But the biggest news that month was the departure from Apple, yet again, of its cofounder, Steve Wozniak.
Wozniak was then quietly working as a midlevel engineer in the Apple II division,
serving as a humble mascot of the roots of the company and staying as far away from management and corporate politics as he could.
He felt, with justification, that Jobs was not appreciative of the Apple II,
which remained the cash cow of the company and accounted for 70% of its sales at Christmas 1984.
"People in the Apple II group were being treated as very unimportant by the rest of the company," he later said.
"This was despite the fact that the Apple II was by far the largest-selling product in our company for ages, and would be for years to come."
He even roused himself to do something out of character;
he picked up the phone one day and called Sculley,
berating him for lavishing so much attention on Jobs and the Macintosh division.
Frustrated, Wozniak decided to leave quietly to start a new company that would make a universal remote control device he had invented.
It would control your television, stereo,
and other electronic devices with a simple set of buttons that you could easily program.
He informed the head of engineering at the Apple II division,
but he didn't feel he was important enough to go out of channels and tell Jobs or Markkula.
So Jobs first heard about it when the news leaked in the Wall Street Journal.
In his earnest way, Wozniak had openly answered the reporter's questions when he called.
Yes, he said, he felt that Apple had been giving short shrift to the Apple II division.

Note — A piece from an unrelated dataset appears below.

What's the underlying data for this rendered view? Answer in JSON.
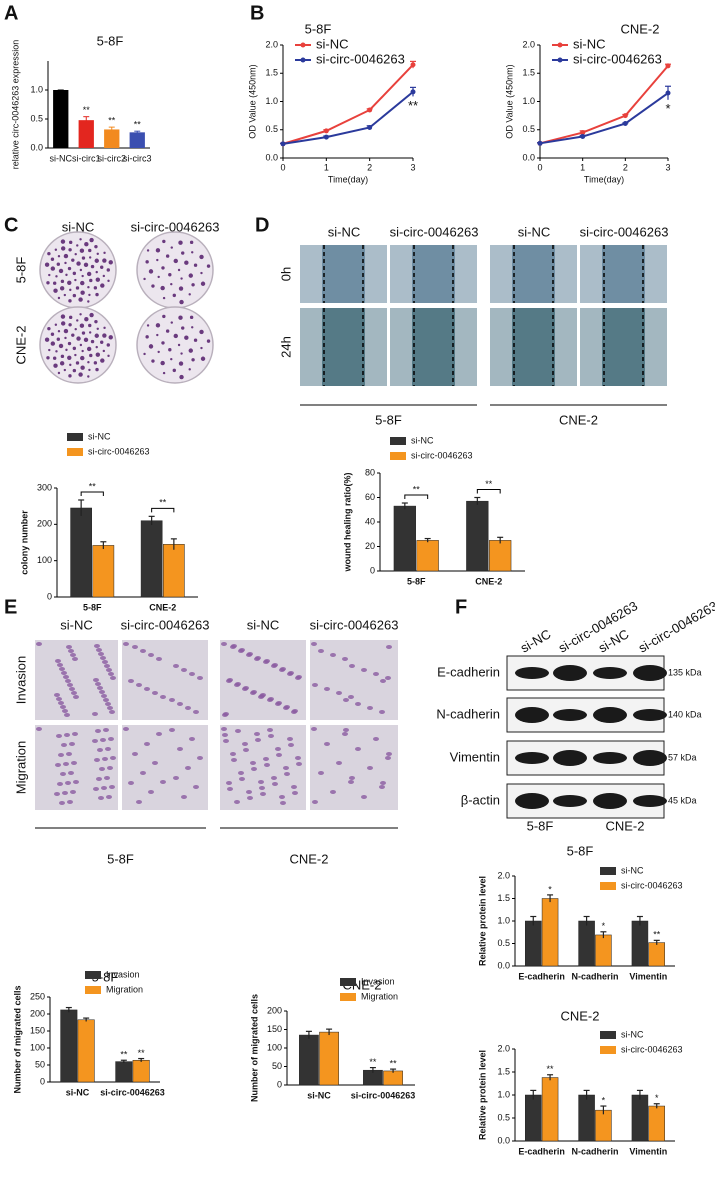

"Apple's direction has been horrendously wrong for five years," he said.
Less than two weeks later Wozniak and Jobs traveled together to the White House,
where Ronald Reagan presented them with the first National Medal of Technology.
The president quoted what President Rutherford Hayes had said when first shown a telephone
"An amazing invention, but who would ever want to use one?"
and then quipped, "I thought at the time that he might be mistaken."
Because of the awkward situation surrounding Wozniak's departure, Apple did not throw a celebratory dinner.
So Jobs and Wozniak went for a walk afterward and ate at a sandwich shop.
They chatted amiably, Wozniak recalled, and avoided any discussion of their disagreements.